Another shows a woman’s colourful skirt, her hand reaching down to touch tall grass in a sunlit field.
“We want people to realize there is this escape,” Hughes said, adding these types of ads might be viewed by, say, tired GTA residents during their train commute home from work.
The platform also seeks to tie the tourism assets available in the region to the motivations of the traveller and OHTO has created five archetypal “wanderers,” essentially profiles of likely visitors to the area.
The “creative cruiser” is someone who seeks out studio tours, art workshops, etc. The “serenity seeker” represents those looking for escape from their everyday schedule. “Freedom finders” are the bikers, hikers and adrenaline junkies of all sorts looking for fix. The “rustic roamer” is someone interested in small-town charm and discovering communities’ unique stories and “memory makers” are those interested in building lasting traditions.

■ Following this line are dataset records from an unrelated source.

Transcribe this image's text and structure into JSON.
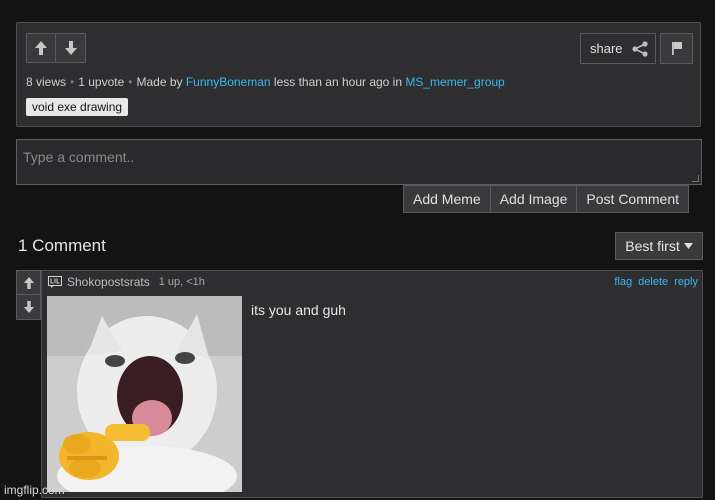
{
  "post": {
    "views": "8 views",
    "upvotes": "1 upvote",
    "made_by_prefix": "Made by",
    "author": "FunnyBoneman",
    "time_text": "less than an hour ago in",
    "group": "MS_memer_group",
    "tag": "void exe drawing",
    "share_label": "share"
  },
  "composer": {
    "placeholder": "Type a comment..",
    "add_meme": "Add Meme",
    "add_image": "Add Image",
    "post_comment": "Post Comment"
  },
  "comments_header": {
    "count_text": "1 Comment",
    "sort_label": "Best first"
  },
  "comment": {
    "username": "Shokopostsrats",
    "meta": "1 up, <1h",
    "flag": "flag",
    "delete": "delete",
    "reply": "reply",
    "text": "its you and guh"
  },
  "watermark": "imgflip.com"
}
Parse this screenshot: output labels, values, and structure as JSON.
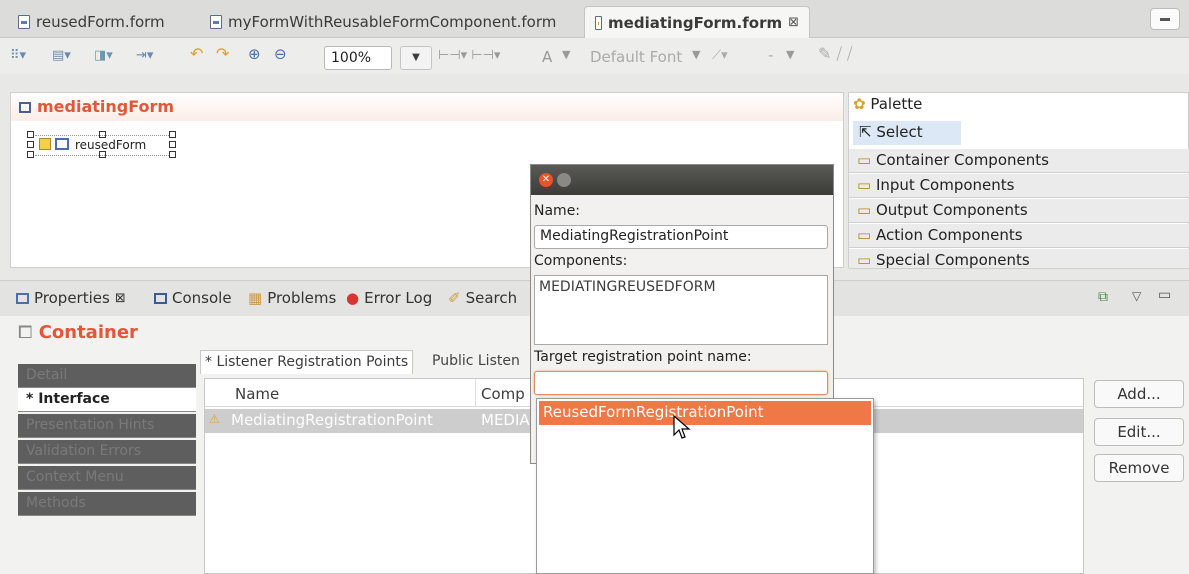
{
  "editor_tabs": [
    {
      "label": "reusedForm.form"
    },
    {
      "label": "myFormWithReusableFormComponent.form"
    },
    {
      "label": "mediatingForm.form",
      "close": "⊠"
    }
  ],
  "toolbar": {
    "zoom": "100%",
    "font_label": "A",
    "font_name": "Default Font",
    "line_style": "-"
  },
  "form_editor": {
    "title": "mediatingForm",
    "component_label": "reusedForm"
  },
  "palette": {
    "title": "Palette",
    "select": "Select",
    "drawers": [
      "Container Components",
      "Input Components",
      "Output Components",
      "Action Components",
      "Special Components"
    ]
  },
  "views": {
    "properties": "Properties",
    "close": "⊠",
    "console": "Console",
    "problems": "Problems",
    "error_log": "Error Log",
    "search": "Search"
  },
  "properties": {
    "title": "Container",
    "side_tabs": [
      "Detail",
      "* Interface",
      "Presentation Hints",
      "Validation Errors",
      "Context Menu",
      "Methods"
    ],
    "sub_tabs": [
      "* Listener Registration Points",
      "Public Listen"
    ],
    "columns": {
      "name": "Name",
      "components": "Comp"
    },
    "row": {
      "name": "MediatingRegistrationPoint",
      "components": "MEDIA"
    },
    "buttons": {
      "add": "Add...",
      "edit": "Edit...",
      "remove": "Remove"
    }
  },
  "dialog": {
    "name_label": "Name:",
    "name_value": "MediatingRegistrationPoint",
    "components_label": "Components:",
    "components_value": "MEDIATINGREUSEDFORM",
    "target_label": "Target registration point name:",
    "target_value": ""
  },
  "popup": {
    "items": [
      "ReusedFormRegistrationPoint"
    ]
  },
  "colors": {
    "accent": "#e2573a",
    "selection": "#f07746",
    "titlebar": "#3c3b37"
  }
}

The Come Wander platform received mixed reviews from attendees, some enjoying the warm colours, welcoming tone and sense of freedom, others finding that it was too generic and not representative enough of individual communities.
One criticism was that none of the photos included people’s faces, smiling families on the dock and so on.

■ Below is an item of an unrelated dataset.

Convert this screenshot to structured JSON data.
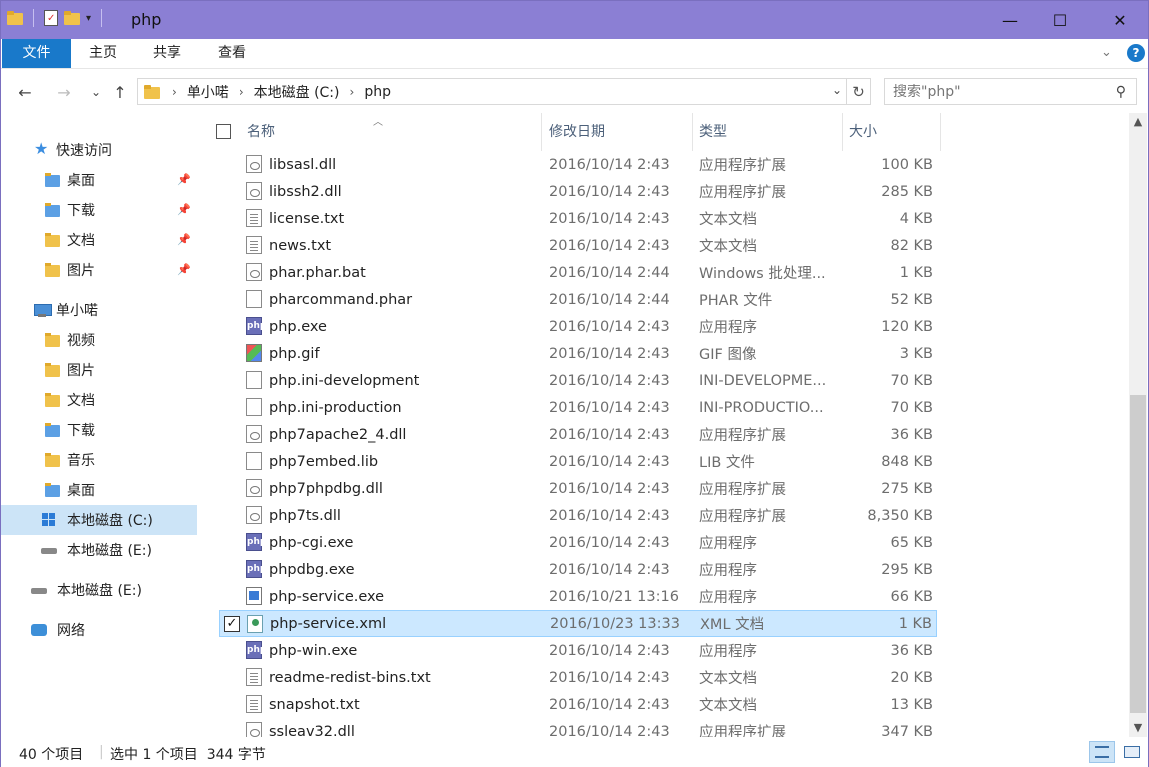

“There’s predictable ways to shoot tourism photography and we’re trying to stay away from that,” Hughes said. “This is sort of the edge.”
The brand platform is meant to be a sort of general stage on which the individual communities that comprise Ontario’s Highlands can create their own performances.
“Look at it as a portal,” Hughes said, adding it was about giving communities a venue to tell their stories. “This is going to be a content-heavy approach and every single person in this room is going to have a role to play in that.”
Pasi Posti of Positive Media Productions liked the concept.
“It’s on everyone to tell your own story and capture those images,” Posti said. “I think it’s fresh, I think it’s apropos for people who may be coming here.”
Last year’s Nowhere campaign from OHTO was unpopular with a number of business owners and politicians in the county. Also promoting the concept of seeking freedom from the hectic climate of city life, the “welcome to nowhere” idea was offensive to some.
Noting the Nowhere concept was nowhere to be seen, Jack Brezina of the Highlands Summer Festival asked what the long-term strategy was.
“Is there going to be a theme per year?” Brezina asked. “What’s the bigger plan?”
“This is the platform going forward,” Hughes said.
“Are we just giving input to something that’s already been blueprinted?” another attendee asked.
“You’re in on the ground floor,” Hughes responded.
After the question-and-answer session, attendees broke into groups to brainstorm on specific questions.